Forces of Friction

1. Dec 6, 2011

jer_hall99

1. The problem statement, all variables and given/known data

13. As a car skids with its wheels locked trying to stop on a road covered with ice and snow, the force of friction between the icy road and the tires will usually be: (Please note that “normal” and “perpendicular” have the same meaning)

A. greater than the normal force of the road times the coefficient of static friction
B. equal to the normal force of the road times the coefficient of static friction
C. less than the normal force of the road times the coefficient of kinetic friction
D. greater than the normal force of the road times the coefficient of kinetic friction
E. equal to the normal force of the road times the coefficient of kinetic friction.

2. Relevant equations

Fk=μkn

3. The attempt at a solution
I know that it is kinetic friction since the car is moving.

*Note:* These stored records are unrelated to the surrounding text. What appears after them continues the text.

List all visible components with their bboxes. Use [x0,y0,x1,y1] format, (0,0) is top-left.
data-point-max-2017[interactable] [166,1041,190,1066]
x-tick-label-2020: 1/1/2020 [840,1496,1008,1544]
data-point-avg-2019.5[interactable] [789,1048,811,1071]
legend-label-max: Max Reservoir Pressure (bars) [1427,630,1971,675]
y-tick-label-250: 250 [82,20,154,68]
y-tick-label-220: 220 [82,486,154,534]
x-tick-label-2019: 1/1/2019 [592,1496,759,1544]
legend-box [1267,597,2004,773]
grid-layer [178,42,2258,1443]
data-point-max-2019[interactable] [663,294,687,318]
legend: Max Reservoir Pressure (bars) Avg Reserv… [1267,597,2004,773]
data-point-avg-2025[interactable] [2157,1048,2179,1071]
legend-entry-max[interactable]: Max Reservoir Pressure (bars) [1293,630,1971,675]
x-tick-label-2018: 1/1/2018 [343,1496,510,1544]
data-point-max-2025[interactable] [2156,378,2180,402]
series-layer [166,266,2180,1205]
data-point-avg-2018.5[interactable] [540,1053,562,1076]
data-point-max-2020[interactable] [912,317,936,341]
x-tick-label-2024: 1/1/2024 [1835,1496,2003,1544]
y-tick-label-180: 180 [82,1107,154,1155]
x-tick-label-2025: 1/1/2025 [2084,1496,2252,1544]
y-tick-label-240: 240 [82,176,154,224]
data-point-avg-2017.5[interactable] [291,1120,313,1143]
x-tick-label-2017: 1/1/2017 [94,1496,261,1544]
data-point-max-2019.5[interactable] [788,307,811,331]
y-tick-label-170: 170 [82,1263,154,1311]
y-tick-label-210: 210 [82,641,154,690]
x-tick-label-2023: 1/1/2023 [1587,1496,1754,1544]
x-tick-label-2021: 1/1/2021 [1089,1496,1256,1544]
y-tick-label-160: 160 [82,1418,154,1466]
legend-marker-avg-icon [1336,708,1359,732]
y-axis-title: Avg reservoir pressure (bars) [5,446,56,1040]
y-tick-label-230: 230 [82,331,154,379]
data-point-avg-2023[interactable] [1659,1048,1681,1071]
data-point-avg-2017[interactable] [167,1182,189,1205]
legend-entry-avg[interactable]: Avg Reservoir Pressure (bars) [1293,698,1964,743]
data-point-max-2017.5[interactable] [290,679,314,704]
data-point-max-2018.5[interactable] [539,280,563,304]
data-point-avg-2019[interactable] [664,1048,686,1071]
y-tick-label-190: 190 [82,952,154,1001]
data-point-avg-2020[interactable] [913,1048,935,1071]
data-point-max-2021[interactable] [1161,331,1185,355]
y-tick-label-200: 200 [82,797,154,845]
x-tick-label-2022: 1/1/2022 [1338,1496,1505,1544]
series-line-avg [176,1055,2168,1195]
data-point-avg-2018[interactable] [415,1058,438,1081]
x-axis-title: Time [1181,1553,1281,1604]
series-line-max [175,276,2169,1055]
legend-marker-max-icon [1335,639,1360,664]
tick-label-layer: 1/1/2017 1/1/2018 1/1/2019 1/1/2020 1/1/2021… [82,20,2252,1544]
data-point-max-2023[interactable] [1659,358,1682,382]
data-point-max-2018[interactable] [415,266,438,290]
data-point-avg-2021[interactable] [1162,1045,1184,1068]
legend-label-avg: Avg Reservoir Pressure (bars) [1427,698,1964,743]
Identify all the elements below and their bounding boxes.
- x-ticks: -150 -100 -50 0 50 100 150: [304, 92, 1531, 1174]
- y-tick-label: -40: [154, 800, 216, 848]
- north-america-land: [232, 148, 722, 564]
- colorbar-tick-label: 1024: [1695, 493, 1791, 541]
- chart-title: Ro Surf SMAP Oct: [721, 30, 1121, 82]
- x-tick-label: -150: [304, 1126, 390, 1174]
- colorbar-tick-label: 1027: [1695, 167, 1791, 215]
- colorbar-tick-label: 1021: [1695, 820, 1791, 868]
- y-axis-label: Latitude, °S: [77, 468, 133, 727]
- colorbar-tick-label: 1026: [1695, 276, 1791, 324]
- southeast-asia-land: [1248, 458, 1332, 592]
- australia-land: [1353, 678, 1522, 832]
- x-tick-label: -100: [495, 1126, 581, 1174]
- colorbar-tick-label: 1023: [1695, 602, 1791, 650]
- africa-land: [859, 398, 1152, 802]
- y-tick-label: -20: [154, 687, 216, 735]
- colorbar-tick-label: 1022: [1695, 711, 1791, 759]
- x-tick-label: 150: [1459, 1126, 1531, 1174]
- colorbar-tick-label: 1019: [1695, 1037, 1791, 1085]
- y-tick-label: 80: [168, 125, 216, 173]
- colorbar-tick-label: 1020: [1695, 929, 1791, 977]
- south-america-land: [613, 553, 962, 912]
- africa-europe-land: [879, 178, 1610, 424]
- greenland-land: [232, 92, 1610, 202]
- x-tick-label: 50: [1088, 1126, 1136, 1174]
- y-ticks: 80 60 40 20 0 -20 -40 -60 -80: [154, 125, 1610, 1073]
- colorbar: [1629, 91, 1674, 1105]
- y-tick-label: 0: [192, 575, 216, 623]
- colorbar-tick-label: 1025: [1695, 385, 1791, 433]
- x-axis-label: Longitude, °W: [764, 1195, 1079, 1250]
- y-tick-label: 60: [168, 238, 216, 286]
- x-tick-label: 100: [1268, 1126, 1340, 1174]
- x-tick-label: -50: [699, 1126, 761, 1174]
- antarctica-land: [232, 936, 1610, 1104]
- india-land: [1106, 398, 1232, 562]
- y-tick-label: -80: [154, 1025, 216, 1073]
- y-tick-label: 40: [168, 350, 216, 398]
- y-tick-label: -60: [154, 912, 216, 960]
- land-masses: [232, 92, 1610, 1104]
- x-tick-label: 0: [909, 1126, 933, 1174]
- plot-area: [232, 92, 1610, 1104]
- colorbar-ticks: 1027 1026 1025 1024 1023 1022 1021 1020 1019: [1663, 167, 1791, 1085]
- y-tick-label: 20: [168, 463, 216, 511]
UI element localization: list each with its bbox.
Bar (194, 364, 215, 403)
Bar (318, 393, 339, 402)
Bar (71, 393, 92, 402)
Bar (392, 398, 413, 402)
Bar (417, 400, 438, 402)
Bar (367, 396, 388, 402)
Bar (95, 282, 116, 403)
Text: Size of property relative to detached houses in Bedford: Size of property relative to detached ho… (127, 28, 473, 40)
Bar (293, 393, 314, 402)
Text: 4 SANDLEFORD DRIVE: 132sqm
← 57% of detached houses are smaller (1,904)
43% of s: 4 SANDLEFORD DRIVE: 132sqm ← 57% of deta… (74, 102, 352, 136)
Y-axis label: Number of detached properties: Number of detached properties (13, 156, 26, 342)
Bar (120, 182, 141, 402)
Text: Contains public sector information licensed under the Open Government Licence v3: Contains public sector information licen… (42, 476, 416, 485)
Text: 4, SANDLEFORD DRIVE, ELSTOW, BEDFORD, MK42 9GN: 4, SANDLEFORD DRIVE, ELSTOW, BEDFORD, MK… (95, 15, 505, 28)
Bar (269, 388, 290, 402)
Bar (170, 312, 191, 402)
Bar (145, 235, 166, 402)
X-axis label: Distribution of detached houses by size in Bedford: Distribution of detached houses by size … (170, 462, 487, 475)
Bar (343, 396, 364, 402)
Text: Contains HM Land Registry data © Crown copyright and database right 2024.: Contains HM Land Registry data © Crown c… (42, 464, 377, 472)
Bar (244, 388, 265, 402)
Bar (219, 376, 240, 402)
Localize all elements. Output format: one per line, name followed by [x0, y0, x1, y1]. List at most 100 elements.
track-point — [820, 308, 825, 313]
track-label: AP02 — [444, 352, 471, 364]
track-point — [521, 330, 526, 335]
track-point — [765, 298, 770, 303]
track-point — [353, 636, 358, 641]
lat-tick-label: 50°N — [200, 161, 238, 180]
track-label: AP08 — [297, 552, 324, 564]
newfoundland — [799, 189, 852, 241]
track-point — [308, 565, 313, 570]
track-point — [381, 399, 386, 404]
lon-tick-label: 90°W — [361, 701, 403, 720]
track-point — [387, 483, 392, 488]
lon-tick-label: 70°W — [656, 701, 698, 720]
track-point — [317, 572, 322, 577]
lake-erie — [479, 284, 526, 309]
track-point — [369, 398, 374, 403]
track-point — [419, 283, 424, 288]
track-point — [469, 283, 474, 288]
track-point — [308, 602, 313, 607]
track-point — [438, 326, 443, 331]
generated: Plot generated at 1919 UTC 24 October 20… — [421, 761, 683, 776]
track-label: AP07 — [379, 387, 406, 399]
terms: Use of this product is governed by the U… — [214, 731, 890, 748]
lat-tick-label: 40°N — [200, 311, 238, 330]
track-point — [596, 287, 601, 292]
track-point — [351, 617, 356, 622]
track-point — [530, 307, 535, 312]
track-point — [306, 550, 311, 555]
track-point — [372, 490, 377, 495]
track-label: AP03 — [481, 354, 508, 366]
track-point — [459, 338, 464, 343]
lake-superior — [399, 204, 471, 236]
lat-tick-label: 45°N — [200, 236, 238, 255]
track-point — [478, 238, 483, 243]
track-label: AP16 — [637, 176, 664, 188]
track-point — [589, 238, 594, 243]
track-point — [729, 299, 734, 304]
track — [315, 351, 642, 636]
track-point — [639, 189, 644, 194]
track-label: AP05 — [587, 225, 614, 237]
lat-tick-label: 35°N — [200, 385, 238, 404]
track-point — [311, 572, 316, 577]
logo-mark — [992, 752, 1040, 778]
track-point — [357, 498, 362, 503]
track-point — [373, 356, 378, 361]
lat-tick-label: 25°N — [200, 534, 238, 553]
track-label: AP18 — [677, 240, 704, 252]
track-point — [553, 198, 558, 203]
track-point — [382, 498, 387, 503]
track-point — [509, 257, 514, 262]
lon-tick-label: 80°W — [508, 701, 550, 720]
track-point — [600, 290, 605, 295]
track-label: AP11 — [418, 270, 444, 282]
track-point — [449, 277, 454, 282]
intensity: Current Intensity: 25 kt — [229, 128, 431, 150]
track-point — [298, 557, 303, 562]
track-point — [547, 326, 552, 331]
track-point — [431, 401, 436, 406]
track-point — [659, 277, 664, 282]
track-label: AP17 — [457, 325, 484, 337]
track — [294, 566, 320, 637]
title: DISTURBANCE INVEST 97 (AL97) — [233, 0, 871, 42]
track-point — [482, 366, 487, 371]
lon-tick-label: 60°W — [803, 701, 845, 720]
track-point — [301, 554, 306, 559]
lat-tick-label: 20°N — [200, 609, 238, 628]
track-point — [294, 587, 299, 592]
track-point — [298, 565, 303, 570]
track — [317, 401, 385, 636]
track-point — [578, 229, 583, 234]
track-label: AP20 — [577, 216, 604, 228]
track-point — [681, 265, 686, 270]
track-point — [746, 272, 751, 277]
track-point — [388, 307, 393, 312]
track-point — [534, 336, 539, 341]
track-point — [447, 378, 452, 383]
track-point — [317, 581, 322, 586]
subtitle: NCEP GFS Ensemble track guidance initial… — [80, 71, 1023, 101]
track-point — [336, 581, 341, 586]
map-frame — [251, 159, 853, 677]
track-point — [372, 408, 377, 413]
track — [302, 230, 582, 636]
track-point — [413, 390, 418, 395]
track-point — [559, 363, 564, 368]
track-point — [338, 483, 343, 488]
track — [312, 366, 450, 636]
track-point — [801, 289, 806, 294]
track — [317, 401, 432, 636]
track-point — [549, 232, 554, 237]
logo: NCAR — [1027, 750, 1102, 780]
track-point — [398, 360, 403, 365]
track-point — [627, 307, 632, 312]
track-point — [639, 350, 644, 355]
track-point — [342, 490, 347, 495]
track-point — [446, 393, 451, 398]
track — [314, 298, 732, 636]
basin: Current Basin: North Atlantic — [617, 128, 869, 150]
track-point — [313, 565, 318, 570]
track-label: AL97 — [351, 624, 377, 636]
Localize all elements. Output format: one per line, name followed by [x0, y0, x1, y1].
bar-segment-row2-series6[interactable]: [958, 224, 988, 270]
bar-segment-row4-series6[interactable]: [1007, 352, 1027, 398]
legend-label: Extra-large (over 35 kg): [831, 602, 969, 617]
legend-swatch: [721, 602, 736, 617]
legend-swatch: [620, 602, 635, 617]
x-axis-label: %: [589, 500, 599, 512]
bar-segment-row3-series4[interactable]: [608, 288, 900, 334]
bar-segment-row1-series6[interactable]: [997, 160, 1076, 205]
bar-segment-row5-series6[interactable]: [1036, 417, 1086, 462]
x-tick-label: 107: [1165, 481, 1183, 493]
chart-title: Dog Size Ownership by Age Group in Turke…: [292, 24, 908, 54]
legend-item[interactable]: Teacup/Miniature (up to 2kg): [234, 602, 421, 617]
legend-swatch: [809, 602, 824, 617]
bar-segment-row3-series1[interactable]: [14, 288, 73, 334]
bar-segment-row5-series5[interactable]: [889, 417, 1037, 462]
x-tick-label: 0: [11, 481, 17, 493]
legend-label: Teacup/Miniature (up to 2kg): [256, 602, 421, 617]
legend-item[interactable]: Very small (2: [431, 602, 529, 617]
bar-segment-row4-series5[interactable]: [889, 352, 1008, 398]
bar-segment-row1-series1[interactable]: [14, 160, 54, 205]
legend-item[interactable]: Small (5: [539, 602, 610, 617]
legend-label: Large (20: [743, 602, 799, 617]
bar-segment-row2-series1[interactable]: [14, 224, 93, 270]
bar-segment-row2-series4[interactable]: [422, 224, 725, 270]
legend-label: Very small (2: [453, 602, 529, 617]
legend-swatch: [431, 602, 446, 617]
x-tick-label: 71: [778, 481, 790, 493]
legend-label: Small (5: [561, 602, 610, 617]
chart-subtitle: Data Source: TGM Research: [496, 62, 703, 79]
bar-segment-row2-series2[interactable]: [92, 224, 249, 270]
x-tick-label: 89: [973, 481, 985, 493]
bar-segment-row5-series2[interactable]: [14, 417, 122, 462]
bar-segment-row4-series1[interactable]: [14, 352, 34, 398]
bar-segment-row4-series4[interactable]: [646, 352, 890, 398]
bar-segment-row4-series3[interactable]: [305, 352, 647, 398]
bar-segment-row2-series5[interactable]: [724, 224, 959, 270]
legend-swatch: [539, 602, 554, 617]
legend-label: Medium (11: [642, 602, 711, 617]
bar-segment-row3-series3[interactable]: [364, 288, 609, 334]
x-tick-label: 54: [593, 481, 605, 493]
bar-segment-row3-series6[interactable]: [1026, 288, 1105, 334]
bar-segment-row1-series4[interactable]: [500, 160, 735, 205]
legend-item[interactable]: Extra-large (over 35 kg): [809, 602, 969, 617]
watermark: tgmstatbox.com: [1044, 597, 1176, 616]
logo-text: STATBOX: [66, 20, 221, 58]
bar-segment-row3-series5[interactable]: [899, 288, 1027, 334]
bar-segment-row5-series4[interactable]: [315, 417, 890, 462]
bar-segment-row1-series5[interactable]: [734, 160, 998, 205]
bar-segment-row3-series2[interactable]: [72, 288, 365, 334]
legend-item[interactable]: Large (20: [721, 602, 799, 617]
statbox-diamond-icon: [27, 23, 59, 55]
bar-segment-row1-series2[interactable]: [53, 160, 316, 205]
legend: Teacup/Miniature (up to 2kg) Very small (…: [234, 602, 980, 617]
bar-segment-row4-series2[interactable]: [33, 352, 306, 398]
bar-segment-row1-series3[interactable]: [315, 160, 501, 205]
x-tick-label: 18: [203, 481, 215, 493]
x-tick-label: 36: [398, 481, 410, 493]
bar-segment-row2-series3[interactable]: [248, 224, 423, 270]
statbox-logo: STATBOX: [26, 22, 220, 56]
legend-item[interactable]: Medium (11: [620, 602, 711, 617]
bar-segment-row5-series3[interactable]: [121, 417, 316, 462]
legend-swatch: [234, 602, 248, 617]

I think that the answer is "C" because the force of friction would be less since the car is skidding. Not sure though, could somebody either confirm my answer or clear up my confusion please?

2. Dec 6, 2011

TaxOnFear

Is this a trick question?

You have the equation right in front of you:

FR = μKN

3. Dec 6, 2011

jer_hall99

It's really not a quick question... I am really just unsure of myself... I take that from your comment you are trying to tell me that the answer then is "E"? Please confirm if the answer is E then. Thank you.

4. Dec 6, 2011

TaxOnFear

I don't like this question. Do they mean the coefficient of kinetic friction while skidding or not? It could be either or depending on the context.

5. Dec 6, 2011

jer_hall99

Not sure. I am guessing it would be "E" since the more I think about it, I put "C" on the test and got it wrong.

6. Dec 6, 2011

7. Dec 6, 2011

TaxOnFear

Ahh yes it is E if you think about it, the frictional force is the same as if it wasn't skidding, however the decceleration due to braking is gone because the tyres are skidding, therefore it takes longer to stop.

8. Dec 6, 2011

Thank you.